Fine Tuning a Model#

Introduction#

This page outlines the steps to fine-tune an existing pre-trained model with T5X on common downstream tasks defined with SeqIO. This is one of the simplest and most common use cases of T5X. If you’re new to T5X, this tutorial is the recommended starting point.

Overview#

Fine-tuning a model with T5X consists of the following steps:

  1. Choose the pre-trained model to fine-tune.

  2. Choose the SeqIO Task/Mixture to fine-tune the model on.

  3. Write a Gin file that configures the pre-trained model, SeqIO Task/Mixture and other details of your fine-tuning run.

  4. Launch your experiment locally or on XManager.

  5. Monitor your experiment and parse metrics.

These steps are explained in detail in the following sections. An example run that fine-tunes a T5-small checkpoint on WMT14 English to German translation benchmark is also showcased.

Step 1: Choose a pre-trained model#

To use a pre-trained model, you need a Gin config file that defines the model params, and the model checkpoint to load from. For your convenience, TensorFlow checkpoints and Gin configs for common T5 pre-trained models have been made available for use in T5X. A list of all the available pre-trained models (with model checkpoints and Gin config files) are available in the Models documentation.

For the example run, you will use the T5 1.1 Small model. The Gin file for this model is located at /t5x/examples/t5/t5_1_1/small.gin, and the checkpoint is located at gs://t5-data/pretrained_models/t5x/t5_1_1_small.

Step 2: Choose a SeqIO Task/Mixture#

A SeqIO Task encapsulates the data source, the preprocessing logic to be performed on the data before querying the model, the postprocessing logic to be performed on model outputs, and the metrics to be computed given the postprocessed outputs and targets. A SeqIO Mixture denotes a collection of Tasks and enables fine-tuning a model on multiple Tasks simultaneously.

Standard Tasks#

Many common datasets and benchmarks, e.g. GLUE, SuperGLUE, WMT, SQUAD, CNN/Daily Mail, etc. have been implemented as SeqIO Tasks/Mixtures and can be used directly. These Tasks/Mixtures are defined in third_party/py/t5/data/tasks.py and third_party/py/t5/data/mixtures.py.
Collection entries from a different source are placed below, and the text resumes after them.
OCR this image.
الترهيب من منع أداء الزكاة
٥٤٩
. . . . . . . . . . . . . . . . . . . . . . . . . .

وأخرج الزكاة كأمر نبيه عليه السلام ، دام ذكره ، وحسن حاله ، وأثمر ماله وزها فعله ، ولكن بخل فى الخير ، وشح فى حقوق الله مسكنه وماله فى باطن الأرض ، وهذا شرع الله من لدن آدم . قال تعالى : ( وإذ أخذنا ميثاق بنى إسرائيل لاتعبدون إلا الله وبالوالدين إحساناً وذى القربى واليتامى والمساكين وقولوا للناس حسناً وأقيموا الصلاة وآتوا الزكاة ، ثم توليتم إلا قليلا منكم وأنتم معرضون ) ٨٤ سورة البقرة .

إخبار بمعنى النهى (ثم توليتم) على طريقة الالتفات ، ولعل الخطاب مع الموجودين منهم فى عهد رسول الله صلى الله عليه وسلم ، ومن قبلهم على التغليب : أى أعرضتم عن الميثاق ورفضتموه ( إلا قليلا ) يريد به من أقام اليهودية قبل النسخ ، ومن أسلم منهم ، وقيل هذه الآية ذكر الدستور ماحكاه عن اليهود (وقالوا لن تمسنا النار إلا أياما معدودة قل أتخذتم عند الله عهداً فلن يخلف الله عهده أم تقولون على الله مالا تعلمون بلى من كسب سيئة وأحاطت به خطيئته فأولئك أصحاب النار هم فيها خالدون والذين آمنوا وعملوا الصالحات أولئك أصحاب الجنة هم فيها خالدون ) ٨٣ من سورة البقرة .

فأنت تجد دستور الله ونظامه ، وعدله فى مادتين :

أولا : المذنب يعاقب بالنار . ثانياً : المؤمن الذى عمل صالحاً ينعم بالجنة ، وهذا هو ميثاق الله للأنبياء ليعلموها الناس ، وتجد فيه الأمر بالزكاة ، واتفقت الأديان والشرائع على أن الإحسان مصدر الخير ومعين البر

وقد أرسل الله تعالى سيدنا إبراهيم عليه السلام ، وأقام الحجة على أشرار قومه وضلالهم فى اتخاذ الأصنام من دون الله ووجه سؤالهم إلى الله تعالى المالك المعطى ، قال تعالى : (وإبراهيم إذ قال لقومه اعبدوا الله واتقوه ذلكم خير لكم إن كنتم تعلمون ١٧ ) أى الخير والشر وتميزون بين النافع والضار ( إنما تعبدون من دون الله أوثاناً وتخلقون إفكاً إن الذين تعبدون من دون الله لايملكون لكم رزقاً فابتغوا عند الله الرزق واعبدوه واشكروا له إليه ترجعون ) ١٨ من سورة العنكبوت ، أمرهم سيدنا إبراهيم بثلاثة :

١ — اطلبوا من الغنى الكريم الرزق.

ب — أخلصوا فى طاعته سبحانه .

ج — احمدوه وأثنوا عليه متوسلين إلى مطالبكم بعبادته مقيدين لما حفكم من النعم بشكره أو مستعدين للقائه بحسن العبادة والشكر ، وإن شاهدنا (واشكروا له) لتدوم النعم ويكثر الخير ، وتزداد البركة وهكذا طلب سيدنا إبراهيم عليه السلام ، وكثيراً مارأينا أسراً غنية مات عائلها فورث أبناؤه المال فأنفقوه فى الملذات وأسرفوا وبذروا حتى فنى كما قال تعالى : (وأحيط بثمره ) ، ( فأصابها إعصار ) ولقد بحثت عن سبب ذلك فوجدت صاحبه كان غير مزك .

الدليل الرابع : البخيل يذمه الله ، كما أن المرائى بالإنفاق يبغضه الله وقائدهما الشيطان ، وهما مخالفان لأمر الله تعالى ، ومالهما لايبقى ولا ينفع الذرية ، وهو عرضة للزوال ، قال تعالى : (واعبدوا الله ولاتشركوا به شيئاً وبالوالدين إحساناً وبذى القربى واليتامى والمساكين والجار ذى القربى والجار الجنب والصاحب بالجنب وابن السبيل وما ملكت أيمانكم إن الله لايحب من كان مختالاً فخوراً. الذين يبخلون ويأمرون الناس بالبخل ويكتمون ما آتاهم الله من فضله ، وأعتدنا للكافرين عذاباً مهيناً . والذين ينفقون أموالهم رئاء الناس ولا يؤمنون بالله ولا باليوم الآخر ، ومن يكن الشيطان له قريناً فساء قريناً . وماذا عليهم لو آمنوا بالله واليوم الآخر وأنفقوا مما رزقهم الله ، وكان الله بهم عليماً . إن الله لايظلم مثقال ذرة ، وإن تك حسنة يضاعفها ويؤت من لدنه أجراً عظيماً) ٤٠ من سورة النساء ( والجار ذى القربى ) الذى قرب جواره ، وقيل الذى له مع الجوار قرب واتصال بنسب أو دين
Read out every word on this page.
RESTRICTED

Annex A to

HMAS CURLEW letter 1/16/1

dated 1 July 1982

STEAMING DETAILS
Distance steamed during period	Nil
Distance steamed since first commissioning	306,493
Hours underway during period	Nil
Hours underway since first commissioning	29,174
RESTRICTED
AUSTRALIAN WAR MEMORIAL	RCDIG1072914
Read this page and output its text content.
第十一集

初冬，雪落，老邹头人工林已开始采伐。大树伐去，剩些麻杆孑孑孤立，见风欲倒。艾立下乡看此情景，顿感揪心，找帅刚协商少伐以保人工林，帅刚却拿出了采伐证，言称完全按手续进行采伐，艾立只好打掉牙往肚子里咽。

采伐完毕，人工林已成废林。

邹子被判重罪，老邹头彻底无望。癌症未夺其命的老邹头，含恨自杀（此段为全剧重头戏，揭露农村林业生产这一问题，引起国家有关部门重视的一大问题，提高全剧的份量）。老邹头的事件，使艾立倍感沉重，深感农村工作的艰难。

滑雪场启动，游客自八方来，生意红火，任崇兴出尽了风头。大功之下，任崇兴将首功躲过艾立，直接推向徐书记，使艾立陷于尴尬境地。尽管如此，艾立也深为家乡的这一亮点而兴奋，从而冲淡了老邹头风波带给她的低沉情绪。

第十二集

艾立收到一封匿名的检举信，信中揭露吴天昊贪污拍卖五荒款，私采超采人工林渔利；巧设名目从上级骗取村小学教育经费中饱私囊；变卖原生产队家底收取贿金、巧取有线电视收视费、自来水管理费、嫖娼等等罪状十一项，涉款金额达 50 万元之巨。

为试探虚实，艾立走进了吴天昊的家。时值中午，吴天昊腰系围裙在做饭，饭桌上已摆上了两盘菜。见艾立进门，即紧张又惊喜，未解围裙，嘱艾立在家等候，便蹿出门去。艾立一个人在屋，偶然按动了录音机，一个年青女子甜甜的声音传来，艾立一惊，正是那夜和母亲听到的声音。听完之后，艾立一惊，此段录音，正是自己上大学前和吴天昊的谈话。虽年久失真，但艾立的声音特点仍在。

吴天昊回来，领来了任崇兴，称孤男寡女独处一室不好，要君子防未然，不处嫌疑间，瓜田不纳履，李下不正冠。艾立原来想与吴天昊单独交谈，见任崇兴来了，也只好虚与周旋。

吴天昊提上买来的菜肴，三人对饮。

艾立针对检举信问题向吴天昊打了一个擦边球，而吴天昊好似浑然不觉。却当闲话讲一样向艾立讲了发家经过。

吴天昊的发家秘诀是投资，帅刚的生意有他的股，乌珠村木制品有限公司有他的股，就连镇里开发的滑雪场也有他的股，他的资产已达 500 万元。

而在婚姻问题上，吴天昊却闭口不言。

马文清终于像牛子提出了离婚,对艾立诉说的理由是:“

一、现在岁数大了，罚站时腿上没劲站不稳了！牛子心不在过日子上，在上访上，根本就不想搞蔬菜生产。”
For the example run, you will fine-tune the model on the WMT14 English to German translation benchmark, which has been implemented as the wmt_t2t_ende_v003 Task.

Custom Tasks#

It is also possible to define your own custom task. See the SeqIO documentation for how to do this. As a note, Tasks defined using the old T5 codebase may also be used by T5X. If using a custom Task, you will need to follow the instructions in the Advanced Topics section at the end of this tutorial to make sure the module containing your task is included.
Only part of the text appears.